When asked to comment, Paris said he “correctly described the woman.”

“That is the only time I know in the last nine years that they have me [on video] saying that word,” Paris said.

“It was at a time when there was a conflict going on. She is what I called her, but I did not have the right to call her that.”


This sole commissioner form of government dates to the 19th century. The Georgia constitution originally created four elected county officers: the sheriff, the tax commissioner, the clerk of the superior court and the judge of the probate court.

In 1868 the state created the position of county ordinary to administer a county’s general operations.

The 1868 constitution also authorized members of the Georgia General Assembly to create county commissioners. Upon ratification, every Georgia county was governed by a county ordinary. But nine years later more than half of Georgia’s counties were governed by a board of commissioners rather than ordinaries. Over the years the sole commissioner form of government was mostly phased out.


In counties where a sole commissioner form of government still exists, proponents, like Taylor, call it “the most efficient.”

“If you need to get an answer from a commissioner then you can do so quickly. The sole commissioners are full-time county employees who have an open-door policy and are at work every day,” Taylor said. 

“If you have a board of commissioners then those members have other full-time jobs and only come to a board meeting once or twice a month. People who need help must go through a county manager.
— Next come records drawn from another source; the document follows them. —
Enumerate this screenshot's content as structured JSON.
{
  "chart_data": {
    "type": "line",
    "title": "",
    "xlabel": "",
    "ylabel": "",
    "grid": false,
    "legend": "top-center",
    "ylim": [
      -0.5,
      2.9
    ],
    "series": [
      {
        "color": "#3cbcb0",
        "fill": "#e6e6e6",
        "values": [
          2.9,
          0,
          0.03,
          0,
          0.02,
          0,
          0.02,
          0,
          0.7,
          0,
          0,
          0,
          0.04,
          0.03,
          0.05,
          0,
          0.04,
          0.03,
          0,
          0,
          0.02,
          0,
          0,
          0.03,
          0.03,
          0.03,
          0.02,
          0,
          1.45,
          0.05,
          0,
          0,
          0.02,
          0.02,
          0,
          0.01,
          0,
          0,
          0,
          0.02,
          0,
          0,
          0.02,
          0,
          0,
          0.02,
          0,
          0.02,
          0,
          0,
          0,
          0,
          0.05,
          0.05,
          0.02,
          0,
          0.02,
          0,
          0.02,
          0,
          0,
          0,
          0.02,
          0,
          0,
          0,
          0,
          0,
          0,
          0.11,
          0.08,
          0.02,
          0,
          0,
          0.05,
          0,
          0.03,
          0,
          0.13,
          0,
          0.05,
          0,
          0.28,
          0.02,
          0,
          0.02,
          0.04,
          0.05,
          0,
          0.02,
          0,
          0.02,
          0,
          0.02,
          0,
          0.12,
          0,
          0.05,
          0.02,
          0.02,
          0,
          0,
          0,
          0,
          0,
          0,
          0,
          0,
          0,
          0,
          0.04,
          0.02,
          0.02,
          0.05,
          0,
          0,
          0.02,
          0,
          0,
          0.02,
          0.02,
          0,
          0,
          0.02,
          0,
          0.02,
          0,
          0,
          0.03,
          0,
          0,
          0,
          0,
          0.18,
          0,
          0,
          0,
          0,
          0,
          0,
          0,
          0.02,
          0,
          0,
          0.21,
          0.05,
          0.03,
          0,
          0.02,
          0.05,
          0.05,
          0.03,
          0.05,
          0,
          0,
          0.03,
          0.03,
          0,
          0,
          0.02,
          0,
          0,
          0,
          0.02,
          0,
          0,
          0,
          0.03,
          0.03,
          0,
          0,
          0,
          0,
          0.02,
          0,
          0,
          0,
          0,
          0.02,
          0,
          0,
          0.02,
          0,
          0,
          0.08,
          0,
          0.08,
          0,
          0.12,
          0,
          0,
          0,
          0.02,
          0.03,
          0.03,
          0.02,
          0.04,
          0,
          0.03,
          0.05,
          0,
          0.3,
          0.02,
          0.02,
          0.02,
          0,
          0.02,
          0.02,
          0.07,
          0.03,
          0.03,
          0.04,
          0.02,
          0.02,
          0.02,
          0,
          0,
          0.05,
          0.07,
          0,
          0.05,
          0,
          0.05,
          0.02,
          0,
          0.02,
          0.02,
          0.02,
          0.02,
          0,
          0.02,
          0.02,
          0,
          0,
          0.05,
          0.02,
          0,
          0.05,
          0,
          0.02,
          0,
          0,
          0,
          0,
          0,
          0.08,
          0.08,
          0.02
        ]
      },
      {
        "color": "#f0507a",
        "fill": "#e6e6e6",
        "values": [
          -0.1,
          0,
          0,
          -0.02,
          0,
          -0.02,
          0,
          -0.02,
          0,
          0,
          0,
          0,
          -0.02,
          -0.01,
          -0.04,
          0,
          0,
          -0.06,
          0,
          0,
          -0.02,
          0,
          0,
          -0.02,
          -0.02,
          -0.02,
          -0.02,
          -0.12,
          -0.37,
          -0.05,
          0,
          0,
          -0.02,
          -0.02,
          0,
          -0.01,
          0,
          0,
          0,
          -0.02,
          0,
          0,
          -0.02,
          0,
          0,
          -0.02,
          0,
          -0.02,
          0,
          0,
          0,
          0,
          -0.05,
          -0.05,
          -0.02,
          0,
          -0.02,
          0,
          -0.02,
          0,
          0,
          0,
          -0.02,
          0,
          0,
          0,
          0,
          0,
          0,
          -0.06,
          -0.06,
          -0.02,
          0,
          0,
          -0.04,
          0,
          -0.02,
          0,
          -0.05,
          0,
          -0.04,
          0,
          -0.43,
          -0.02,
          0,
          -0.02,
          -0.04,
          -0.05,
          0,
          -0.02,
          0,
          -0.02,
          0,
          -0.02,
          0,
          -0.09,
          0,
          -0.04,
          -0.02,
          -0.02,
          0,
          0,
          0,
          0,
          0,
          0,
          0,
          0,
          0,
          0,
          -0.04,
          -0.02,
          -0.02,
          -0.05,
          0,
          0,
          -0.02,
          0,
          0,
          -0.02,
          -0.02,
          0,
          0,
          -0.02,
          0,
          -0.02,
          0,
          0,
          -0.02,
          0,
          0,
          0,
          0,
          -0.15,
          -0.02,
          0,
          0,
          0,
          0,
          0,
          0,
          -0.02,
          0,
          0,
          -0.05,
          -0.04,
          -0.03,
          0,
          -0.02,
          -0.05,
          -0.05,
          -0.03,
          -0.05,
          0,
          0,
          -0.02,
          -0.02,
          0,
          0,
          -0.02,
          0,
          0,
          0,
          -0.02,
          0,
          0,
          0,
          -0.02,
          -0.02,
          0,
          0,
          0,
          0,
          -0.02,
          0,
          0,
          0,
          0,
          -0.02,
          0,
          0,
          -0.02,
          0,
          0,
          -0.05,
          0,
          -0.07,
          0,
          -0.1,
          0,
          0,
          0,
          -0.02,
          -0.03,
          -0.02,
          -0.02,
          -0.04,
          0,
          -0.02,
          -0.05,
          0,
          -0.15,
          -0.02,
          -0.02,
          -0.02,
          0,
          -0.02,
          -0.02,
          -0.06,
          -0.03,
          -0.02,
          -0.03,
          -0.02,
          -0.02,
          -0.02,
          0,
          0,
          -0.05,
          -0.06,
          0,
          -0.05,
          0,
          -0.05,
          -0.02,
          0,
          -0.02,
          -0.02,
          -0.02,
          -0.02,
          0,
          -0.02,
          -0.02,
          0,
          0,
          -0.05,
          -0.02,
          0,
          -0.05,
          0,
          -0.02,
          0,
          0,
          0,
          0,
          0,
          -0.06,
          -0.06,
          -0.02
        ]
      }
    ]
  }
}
Plus, a smaller county with a smaller population can’t pay five board members’ expenses.”

Chattooga County Commissioner Blake Elsberry, whose population is significantly smaller, at 24,932 people, said sole county commissioners are effective. 

“I am in my third year,” Elsberry said.

“We have lowered the millage rate, cut county debt, and we have the first rural ER coming.”

The four sole county commissioners, in lieu of not having colleagues on a board to sometimes disagree or tell them no, each said that every four years voters hold them accountable.

“This is not a slam dunk you-are-in-it forever type of job,” Taylor said.

“I know what people say about one man having all the power, but that’s not true.”

But isn’t it more difficult for a challenger to beat an incumbent?

Elsberry said no.

“I beat a 12-year incumbent,” Elsberry said.

“That’s because that person increased taxes, and there was a noticeable lack of advancement in the county.”

Seven years ago, Greg Hogan defeated Murray County sole Commissioner Brittany Pittman.

In the past year, the Cartersville-Bartow County Department of Economic Development’s website announced plenty of new growth, including a new electric vehicle (EV) manufacturing plant that could create 3,500 new jobs.  

Union County Development Authority officials, meanwhile, reach out to new business prospects and describe their county as a place where new businesses can prosper due to its proximity to Chattanooga, Atlanta, Greenville, and Asheville. 

In a few years, however, new residents could do away with a sole commissioner in their respective counties and instead have a board. As rural counties experience the inevitable changes that come with growth, time will tell if the sole commissioner practice fades away.